The Human Rights Commission of Pakistan (HRCP) on Friday launched a fact-finding report on Gilgit-Baltistan, recommending provisional constitutional status that will lead to a permanent provincial status to the region.

Addressing the launching ceremony of the fact-finding report here, former HRCP chairperson Asma Jahangir said that the constitutional status for the Gilgit Baltistan was needed to be resolved as soon as possible. “Integration of the region into Pakistan is essential for addressing most of the political and administrative issues faced by the local people,” she said.

Sharing recommendations, she said that all fundamental rights guaranteed in the constitution should be extended to the region. She said that the Gilgit Baltistan Self Governance Ordinance-2009 has many weaknesses and the people in the area were deprived of many rights enjoyed by residents of other parts of Pakistan.

In the region, the judiciary cannot strike down any order, rule and even steps taken by the government at the centre. “This is the unique case in the world that people are termed insurgents for demanding to make their region part of the country. There is no separatist in Gilgit Baltistan, what the residents demand is to recognise their territory as part of Pakistan,” she said.
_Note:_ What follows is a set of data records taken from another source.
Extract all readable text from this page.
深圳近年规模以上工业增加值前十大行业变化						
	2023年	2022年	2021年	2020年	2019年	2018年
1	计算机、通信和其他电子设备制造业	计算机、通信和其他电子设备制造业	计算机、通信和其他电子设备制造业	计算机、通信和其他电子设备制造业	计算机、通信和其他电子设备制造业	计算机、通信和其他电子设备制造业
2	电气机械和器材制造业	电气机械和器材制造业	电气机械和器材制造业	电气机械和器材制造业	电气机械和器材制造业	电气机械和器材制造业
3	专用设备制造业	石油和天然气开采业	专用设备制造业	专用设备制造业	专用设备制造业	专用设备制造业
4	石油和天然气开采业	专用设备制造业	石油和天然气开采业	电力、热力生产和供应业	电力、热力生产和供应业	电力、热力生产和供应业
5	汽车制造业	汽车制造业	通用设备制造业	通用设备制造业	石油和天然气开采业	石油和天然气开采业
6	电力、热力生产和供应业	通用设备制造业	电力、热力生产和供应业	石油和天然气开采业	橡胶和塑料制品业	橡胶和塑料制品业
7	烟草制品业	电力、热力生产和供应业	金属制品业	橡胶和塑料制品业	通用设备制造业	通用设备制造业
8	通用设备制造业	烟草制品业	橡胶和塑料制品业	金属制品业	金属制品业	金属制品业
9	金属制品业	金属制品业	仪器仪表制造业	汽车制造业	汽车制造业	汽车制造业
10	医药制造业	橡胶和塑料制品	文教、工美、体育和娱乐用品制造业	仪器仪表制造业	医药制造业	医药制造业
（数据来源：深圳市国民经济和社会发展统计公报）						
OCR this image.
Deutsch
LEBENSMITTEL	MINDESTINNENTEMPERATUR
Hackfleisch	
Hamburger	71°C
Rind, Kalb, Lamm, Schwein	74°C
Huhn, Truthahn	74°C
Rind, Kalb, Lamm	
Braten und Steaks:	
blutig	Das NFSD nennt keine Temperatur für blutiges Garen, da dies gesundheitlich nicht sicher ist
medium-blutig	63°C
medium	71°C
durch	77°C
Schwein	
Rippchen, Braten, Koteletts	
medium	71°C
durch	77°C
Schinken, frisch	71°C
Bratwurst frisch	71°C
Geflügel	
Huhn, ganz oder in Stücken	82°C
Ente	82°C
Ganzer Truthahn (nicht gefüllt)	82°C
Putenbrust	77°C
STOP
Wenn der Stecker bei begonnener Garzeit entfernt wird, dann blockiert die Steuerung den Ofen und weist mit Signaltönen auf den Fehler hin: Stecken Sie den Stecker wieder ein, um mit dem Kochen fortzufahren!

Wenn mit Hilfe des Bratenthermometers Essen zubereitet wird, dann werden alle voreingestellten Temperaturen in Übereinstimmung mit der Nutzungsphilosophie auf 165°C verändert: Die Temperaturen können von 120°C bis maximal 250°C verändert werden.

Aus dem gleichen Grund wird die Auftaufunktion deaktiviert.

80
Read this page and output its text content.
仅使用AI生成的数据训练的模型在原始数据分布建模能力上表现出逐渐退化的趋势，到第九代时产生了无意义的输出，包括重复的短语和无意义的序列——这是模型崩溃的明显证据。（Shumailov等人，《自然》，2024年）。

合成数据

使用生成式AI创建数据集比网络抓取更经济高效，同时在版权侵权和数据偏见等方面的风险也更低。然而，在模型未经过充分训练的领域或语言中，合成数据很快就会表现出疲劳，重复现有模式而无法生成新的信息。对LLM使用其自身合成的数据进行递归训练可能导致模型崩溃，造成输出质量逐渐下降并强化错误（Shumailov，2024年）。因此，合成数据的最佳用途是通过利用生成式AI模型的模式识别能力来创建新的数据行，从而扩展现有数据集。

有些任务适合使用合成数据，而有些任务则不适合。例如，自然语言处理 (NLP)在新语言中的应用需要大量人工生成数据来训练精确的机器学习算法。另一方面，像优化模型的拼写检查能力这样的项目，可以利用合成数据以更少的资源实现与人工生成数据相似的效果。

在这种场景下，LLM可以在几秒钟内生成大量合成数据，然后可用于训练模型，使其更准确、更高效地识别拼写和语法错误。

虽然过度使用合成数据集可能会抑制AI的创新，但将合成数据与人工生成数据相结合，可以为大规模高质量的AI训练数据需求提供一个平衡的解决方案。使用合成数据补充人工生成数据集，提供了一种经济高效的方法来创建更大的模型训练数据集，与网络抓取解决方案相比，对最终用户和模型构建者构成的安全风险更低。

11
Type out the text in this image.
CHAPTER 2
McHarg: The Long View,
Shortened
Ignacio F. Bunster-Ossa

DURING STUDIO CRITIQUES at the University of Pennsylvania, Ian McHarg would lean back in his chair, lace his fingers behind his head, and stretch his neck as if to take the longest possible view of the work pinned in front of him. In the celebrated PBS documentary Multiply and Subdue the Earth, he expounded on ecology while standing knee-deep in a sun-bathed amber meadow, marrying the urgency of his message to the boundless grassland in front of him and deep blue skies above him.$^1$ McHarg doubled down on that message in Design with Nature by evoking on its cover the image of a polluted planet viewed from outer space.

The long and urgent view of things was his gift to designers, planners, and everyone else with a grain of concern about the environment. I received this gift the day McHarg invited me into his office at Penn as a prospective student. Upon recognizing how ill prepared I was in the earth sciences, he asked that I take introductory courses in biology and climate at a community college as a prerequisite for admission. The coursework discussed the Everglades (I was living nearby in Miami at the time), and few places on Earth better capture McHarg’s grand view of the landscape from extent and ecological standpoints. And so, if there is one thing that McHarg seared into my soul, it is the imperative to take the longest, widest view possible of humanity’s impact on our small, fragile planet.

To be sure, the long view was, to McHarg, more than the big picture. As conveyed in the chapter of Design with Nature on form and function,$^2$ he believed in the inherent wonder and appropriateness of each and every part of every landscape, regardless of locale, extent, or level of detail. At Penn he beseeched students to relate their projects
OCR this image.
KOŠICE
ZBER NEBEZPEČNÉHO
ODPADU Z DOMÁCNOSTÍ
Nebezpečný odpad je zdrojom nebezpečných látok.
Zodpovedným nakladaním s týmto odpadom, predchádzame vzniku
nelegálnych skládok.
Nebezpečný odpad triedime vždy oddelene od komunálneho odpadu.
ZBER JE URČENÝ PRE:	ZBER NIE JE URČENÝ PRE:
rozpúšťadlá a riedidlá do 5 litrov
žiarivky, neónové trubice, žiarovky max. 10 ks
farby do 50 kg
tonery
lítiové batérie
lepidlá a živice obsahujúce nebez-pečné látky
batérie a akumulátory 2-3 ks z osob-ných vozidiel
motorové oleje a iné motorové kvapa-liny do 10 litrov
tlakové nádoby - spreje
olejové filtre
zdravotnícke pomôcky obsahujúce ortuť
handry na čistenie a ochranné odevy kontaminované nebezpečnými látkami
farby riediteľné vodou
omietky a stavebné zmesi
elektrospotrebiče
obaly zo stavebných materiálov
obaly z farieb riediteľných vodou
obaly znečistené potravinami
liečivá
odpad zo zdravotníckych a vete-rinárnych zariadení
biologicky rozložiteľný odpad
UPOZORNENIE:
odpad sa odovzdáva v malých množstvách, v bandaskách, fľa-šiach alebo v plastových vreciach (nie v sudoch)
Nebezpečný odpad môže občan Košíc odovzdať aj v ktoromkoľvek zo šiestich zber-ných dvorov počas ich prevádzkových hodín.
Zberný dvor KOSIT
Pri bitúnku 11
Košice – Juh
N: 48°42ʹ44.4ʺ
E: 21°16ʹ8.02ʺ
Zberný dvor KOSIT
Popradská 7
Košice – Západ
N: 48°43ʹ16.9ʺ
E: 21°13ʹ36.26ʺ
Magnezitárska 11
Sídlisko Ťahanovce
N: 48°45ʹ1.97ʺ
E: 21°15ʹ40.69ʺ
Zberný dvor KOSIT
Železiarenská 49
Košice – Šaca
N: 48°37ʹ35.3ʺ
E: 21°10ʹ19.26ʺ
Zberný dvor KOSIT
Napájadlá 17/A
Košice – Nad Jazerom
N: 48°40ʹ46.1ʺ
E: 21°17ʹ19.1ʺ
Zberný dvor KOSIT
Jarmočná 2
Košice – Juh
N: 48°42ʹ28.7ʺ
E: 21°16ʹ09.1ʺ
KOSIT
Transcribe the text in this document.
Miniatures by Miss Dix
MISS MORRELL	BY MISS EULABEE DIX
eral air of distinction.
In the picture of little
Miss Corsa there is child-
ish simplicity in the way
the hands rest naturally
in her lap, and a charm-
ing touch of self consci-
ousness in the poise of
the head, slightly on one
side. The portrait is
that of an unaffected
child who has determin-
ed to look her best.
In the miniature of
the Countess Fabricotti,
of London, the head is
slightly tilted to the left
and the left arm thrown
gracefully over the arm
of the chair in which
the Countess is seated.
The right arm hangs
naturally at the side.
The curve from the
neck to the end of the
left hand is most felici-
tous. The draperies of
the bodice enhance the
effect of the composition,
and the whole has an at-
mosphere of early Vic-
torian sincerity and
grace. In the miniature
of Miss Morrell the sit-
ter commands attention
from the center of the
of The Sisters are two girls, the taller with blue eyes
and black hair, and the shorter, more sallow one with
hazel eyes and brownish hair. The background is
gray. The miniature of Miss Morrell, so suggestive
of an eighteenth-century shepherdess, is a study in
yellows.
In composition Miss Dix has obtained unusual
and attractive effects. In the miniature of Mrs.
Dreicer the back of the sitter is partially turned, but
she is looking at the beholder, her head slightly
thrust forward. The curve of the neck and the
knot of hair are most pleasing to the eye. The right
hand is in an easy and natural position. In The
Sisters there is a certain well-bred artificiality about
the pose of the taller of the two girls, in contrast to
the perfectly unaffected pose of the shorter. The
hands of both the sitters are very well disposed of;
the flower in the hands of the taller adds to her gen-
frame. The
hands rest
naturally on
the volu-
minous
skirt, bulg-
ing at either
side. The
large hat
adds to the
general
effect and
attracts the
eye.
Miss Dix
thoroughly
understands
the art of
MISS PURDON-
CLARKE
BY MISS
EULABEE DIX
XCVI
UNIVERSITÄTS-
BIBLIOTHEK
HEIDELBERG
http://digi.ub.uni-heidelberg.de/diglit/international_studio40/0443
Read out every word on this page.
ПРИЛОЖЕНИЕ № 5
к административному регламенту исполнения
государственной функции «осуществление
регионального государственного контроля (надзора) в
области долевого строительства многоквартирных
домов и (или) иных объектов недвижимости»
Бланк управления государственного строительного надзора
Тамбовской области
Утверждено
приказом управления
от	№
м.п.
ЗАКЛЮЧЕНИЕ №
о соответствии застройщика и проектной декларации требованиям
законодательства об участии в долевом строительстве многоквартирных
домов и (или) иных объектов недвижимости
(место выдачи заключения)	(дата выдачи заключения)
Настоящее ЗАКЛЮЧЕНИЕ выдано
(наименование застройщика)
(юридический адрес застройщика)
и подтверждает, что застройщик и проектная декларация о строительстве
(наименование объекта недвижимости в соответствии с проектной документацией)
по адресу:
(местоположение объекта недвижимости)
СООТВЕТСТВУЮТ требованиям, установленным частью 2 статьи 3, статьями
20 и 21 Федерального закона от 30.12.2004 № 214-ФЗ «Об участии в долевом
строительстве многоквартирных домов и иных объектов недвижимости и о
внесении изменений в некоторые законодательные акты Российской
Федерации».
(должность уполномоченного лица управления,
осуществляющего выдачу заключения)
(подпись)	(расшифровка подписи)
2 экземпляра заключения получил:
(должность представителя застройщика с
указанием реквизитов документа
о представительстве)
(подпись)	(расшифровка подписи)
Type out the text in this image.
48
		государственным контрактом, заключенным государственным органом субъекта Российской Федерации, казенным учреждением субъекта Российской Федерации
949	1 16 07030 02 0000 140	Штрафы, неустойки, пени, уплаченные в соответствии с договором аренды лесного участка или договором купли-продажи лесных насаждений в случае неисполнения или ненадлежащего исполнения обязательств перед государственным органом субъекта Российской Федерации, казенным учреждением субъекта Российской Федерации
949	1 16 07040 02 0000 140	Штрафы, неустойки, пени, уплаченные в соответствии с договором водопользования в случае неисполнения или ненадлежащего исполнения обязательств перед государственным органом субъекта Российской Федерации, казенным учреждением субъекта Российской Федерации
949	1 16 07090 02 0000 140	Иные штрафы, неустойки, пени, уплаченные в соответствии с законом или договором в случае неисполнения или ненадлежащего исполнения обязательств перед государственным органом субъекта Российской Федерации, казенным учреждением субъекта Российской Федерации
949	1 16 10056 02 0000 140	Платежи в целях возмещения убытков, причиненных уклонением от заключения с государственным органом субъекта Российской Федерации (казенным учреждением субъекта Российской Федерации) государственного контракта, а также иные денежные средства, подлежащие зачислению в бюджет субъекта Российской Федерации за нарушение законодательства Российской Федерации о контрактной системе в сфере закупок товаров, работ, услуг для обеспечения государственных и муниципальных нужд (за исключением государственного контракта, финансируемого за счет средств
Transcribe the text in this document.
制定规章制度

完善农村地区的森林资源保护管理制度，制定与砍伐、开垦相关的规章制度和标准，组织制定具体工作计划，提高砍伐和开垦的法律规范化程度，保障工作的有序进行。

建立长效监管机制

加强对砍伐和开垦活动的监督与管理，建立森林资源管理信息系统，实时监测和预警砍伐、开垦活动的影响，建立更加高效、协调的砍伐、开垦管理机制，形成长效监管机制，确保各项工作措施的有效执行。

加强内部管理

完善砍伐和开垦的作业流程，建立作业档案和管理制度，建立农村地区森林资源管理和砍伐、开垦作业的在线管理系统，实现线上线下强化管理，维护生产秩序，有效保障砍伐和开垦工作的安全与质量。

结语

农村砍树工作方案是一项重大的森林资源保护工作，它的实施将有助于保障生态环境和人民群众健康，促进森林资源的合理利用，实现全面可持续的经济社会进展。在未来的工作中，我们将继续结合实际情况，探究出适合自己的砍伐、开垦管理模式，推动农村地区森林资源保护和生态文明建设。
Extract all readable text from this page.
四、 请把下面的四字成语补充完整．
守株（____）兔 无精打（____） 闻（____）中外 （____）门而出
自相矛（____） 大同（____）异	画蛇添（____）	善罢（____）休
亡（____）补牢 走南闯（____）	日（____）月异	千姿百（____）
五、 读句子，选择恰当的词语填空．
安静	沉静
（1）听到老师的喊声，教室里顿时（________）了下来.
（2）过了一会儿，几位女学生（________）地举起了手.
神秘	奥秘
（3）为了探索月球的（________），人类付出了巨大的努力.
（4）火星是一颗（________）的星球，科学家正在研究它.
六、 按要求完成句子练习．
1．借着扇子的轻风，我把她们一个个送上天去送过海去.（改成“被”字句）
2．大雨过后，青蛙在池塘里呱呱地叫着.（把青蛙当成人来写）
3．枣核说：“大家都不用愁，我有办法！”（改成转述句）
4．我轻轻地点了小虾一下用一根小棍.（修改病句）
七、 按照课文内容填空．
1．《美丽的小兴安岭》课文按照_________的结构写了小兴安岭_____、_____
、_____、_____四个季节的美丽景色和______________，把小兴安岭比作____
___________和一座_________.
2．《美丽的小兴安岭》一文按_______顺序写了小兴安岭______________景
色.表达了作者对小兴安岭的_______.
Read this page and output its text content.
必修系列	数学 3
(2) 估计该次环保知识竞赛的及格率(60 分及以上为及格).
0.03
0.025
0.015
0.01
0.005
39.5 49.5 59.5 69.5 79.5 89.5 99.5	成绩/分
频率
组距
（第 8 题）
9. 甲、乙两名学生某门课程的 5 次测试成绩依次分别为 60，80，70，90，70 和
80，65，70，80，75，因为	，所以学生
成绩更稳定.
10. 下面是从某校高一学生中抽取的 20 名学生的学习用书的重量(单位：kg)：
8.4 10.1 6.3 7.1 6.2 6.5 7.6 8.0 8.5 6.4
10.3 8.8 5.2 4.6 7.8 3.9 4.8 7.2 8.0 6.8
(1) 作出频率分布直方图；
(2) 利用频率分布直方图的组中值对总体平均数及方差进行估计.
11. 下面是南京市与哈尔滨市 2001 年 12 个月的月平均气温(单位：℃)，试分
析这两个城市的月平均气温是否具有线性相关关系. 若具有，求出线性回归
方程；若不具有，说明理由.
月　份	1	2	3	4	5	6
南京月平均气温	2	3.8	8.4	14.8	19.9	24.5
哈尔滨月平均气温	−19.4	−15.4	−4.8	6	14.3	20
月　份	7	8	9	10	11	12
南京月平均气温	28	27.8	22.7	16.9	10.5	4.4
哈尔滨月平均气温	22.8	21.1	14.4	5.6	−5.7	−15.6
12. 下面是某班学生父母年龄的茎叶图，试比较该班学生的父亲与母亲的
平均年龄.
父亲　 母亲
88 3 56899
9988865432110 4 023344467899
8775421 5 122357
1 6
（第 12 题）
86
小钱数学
“I, during my visit to Gilgit Baltistan in August 2016, have personally realised the sense of deprivation among youth of the area which needed to be addressed,” she said. Showing concerns about the misuse of Anti-Terrorism Act (ATA) and naming innocents in Fourth Schedule by the law enforcement agencies (LEAs), she said that the unchecked authority of the security forces and intelligence agencies needs to be monitored and controlled.

Under the immense pressure and in fear of the agencies, the political leaders and social activists were largely tight lipped, Asma said, adding that the local print media in the area was highly controlled and it was unable to present the true feelings of the people. “Those who try to express their views through social media are also booked under cybercrimes rule,” she said.

According to her, a young man in every four family has been enlisted in the Schedule Four restricting his movement and activities even at home and in his hometown. “Arbitrary decisions are being taken there and activists and journalists being harassed. There is widespread misuse of anti-terror laws. These are pressing matters in need of urgent attention,” she said.

Asma said that the people in Gilgit Baltistan were not being taken into confidence over development on the China-Pakistan Economic Corridor (CPEC). “Their concerns and demands should be given appropriate representation in forums responsible for implementing and monitoring projects under CPEC,” she said.

She said that the land being acquired by the government or for CPEC related projects should be compensated. Through the report, the HRCP demanded to the government that independence of judiciary in the region should be respected and all the judges should be appointed from the region with guaranteed tenure.

In reply to a query, she said that HRCP would discuss and forward its recommendations to Adviser on Foreign Affairs Sartaj Aziz for better constitutional reforms package for the area which has been deprived of its constitutional and basic rights for the last 70 years.

The fact-finding report was based on the visit of HRCP’s mission to the region in August 2016 during which the commission had met with chief minister, chief judge of the Supreme Appellate Court, representatives of political parties, social activists, lawyers, journalists, businessmen and others.